Queen’s Bench Division
Republic of Sierra Leone v SL Mining Ltd
[2021] EWHC 286 (Comm)
2021 Feb 2; 15
Sir Michael Burton sitting as a High Court judge
ArbitrationArbitratorJurisdictionArbitration agreement providing for three-month period for endeavours to reach amicable settlement before arbitration to be commencedDefendant commencing arbitration before end of three-month periodArbitrators accepting jurisdictionWhether claimant’s challenge to alleged prematurity of request for arbitration going to substantive jurisdiction of tribunal and thus susceptible to challenge before court Arbitration Act 1996 (c 23), ss 30(1)(c), 67

The defendant company brought claims in arbitration against the claimant state concerning the suspension and subsequent cancellation by the claimant of a mining licence granted to the defendant under a mining licence agreement. Its request for arbitration followed six weeks after it had sent the claimant a contractual notice of dispute. The licence agreement provided that, in the event of any disputes arising thereunder, the parties would in good faith endeavour to reach an amicable settlement and only if none was reached within a period of three months from a written notice by one party to the other specifying the nature of the dispute and seeking an amicable settlement could either party submit the matter to the exclusive jurisdiction of an ICC arbitration tribunal. In the arbitration the claimant contended that no arbitration proceedings should have been commenced until three months after the notice of dispute and therefore that the arbitrators were without jurisdiction. The claimant’s challenge was rejected by the arbitrators. The claimant subsequently issued an arbitration claim before the court to make an application under section 67 of the Arbitration Act 1996 challenging the tribunal’s award. One of the issues on the claim was whether the challenge to the alleged prematurity of the request for arbitration was one going to the substantive jurisdiction of the arbitrators under section 30(1)(c) and thus within section 67.

On the arbitration claim—

Held, claim dismissed. If, on a challenge to an arbitration award, the issue related to whether a claim could be brought to arbitration, the issue was ordinarily one of jurisdiction and subject to further recourse under section 67 of the Arbitration Act 1996. Conversely, if the issue related to whether a claim should be heard by the arbitrators at all, or at least not before a certain time, the issue was ordinarily one of admissibility, the tribunal’s decision on the issue was final and section 30(1)(c) and thus section 67 of the 1996 Act did not apply. The question for section 30(1)(c) was whether an issue was arbitrable. Given the issue in the instant case was not whether the claim was arbitrable, or whether there was another forum rather than arbitration in which it should be decided, but whether it had been presented too early, the issue did not engage section 30(1)(c) and was not one in relation to which a challenge under section 67 could be made, with the arbitrators in any event being in the best position to decide questions relating to whether the conditions precedent had been satisfied (paras 11, 12–13, 14, 15, 18–19, 20, 21, 38).

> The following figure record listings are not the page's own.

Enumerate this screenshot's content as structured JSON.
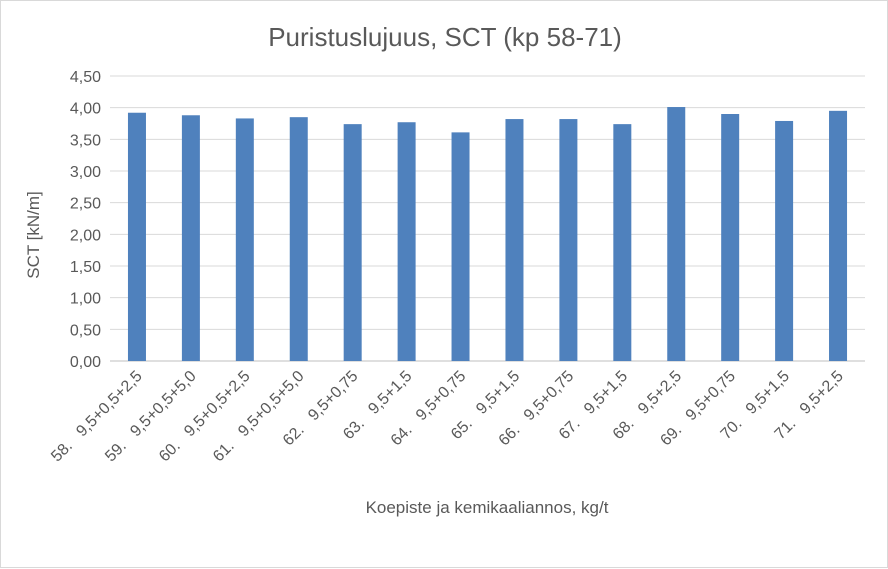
{
  "chart_data": {
    "type": "bar",
    "title": "Puristuslujuus, SCT (kp 58-71)",
    "xlabel": "Koepiste ja kemikaaliannos, kg/t",
    "ylabel": "SCT [kN/m]",
    "ylim": [
      0,
      4.5
    ],
    "yticks": [
      "0,00",
      "0,50",
      "1,00",
      "1,50",
      "2,00",
      "2,50",
      "3,00",
      "3,50",
      "4,00",
      "4,50"
    ],
    "grid": true,
    "legend": "none",
    "bar_color": "#4f81bd",
    "categories": [
      "58.   9,5+0,5+2,5",
      "59.   9,5+0,5+5,0",
      "60.   9,5+0,5+2,5",
      "61.   9,5+0,5+5,0",
      "62.   9,5+0,75",
      "63.   9,5+1,5",
      "64.   9,5+0,75",
      "65.   9,5+1,5",
      "66.   9,5+0,75",
      "67.   9,5+1,5",
      "68.   9,5+2,5",
      "69.   9,5+0,75",
      "70.   9,5+1,5",
      "71.   9,5+2,5"
    ],
    "values": [
      3.92,
      3.88,
      3.83,
      3.85,
      3.74,
      3.77,
      3.61,
      3.82,
      3.82,
      3.74,
      4.01,
      3.9,
      3.79,
      3.95
    ]
  }
}
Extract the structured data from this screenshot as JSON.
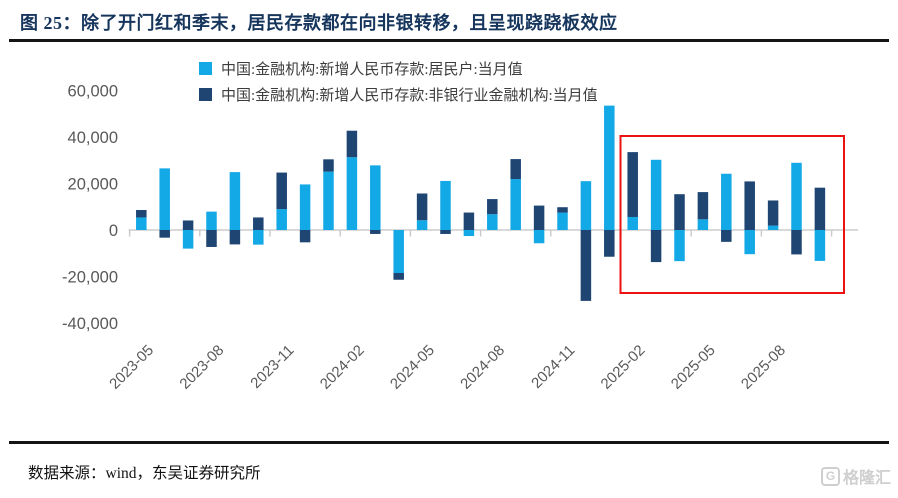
{
  "figure": {
    "title": "图 25：除了开门红和季末，居民存款都在向非银转移，且呈现跷跷板效应",
    "source": "数据来源：wind，东吴证券研究所",
    "watermark": {
      "icon_letter": "G",
      "text": "格隆汇"
    }
  },
  "colors": {
    "household_blue": "#13A8E6",
    "nonbank_navy": "#1F4573",
    "title_navy": "#17365D",
    "rule_black": "#141414",
    "axis_gray": "#595959",
    "zero_line_gray": "#D9D9D9",
    "highlight_red": "#EE1111"
  },
  "chart_data": {
    "type": "bar",
    "stacked": true,
    "grid": false,
    "legend_position": "top",
    "x": [
      "2023-05",
      "2023-06",
      "2023-07",
      "2023-08",
      "2023-09",
      "2023-10",
      "2023-11",
      "2023-12",
      "2024-01",
      "2024-02",
      "2024-03",
      "2024-04",
      "2024-05",
      "2024-06",
      "2024-07",
      "2024-08",
      "2024-09",
      "2024-10",
      "2024-11",
      "2024-12",
      "2025-01",
      "2025-02",
      "2025-03",
      "2025-04",
      "2025-05",
      "2025-06",
      "2025-07",
      "2025-08",
      "2025-09",
      "2025-10"
    ],
    "x_tick_labels": [
      "2023-05",
      "2023-08",
      "2023-11",
      "2024-02",
      "2024-05",
      "2024-08",
      "2024-11",
      "2025-02",
      "2025-05",
      "2025-08"
    ],
    "y_ticks": [
      60000,
      40000,
      20000,
      0,
      -20000,
      -40000
    ],
    "ylim": [
      -45000,
      65000
    ],
    "series": [
      {
        "name": "中国:金融机构:新增人民币存款:居民户:当月值",
        "color": "#13A8E6",
        "values": [
          5400,
          26500,
          -8000,
          7900,
          24900,
          -6300,
          9000,
          19600,
          25100,
          31300,
          27800,
          -18500,
          4200,
          21100,
          -2600,
          6800,
          21900,
          -5700,
          7500,
          21000,
          53500,
          5600,
          30200,
          -13400,
          4600,
          24200,
          -10400,
          1900,
          28900,
          -13300
        ]
      },
      {
        "name": "中国:金融机构:新增人民币存款:非银行业金融机构:当月值",
        "color": "#1F4573",
        "values": [
          3200,
          -3300,
          4100,
          -7300,
          -6200,
          5400,
          15700,
          -5300,
          5300,
          11400,
          -1700,
          -2900,
          11500,
          -1700,
          7500,
          6500,
          8600,
          10500,
          2300,
          -30500,
          -11500,
          27900,
          -13800,
          15400,
          11700,
          -5100,
          20900,
          10800,
          -10500,
          18200
        ]
      }
    ],
    "highlight_box": {
      "from": "2025-02",
      "to": "2025-10"
    }
  }
}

BG Group plc v Republic of Argentina 572 US 25 (2014), BBA v BAZ [2020] 2 SLR 453, and BTN v BTP [2020] SGCA 105 applied.

Tang v Grant Thornton International Ltd [2013] 1 All ER (Comm) 1226 and Emirates Trading Agency LLC v Prime Mineral Exports Pte Ltd [2015] 1 WLR 1145 considered.

Charlie Lightfoot (instructed by Jenner & Block (London) LLP) for the claimant.

Ali Malek QC, Tom Sprange QC and Kabir Bhalla (instructed by and of King and Spalding International LLP) for the defendant.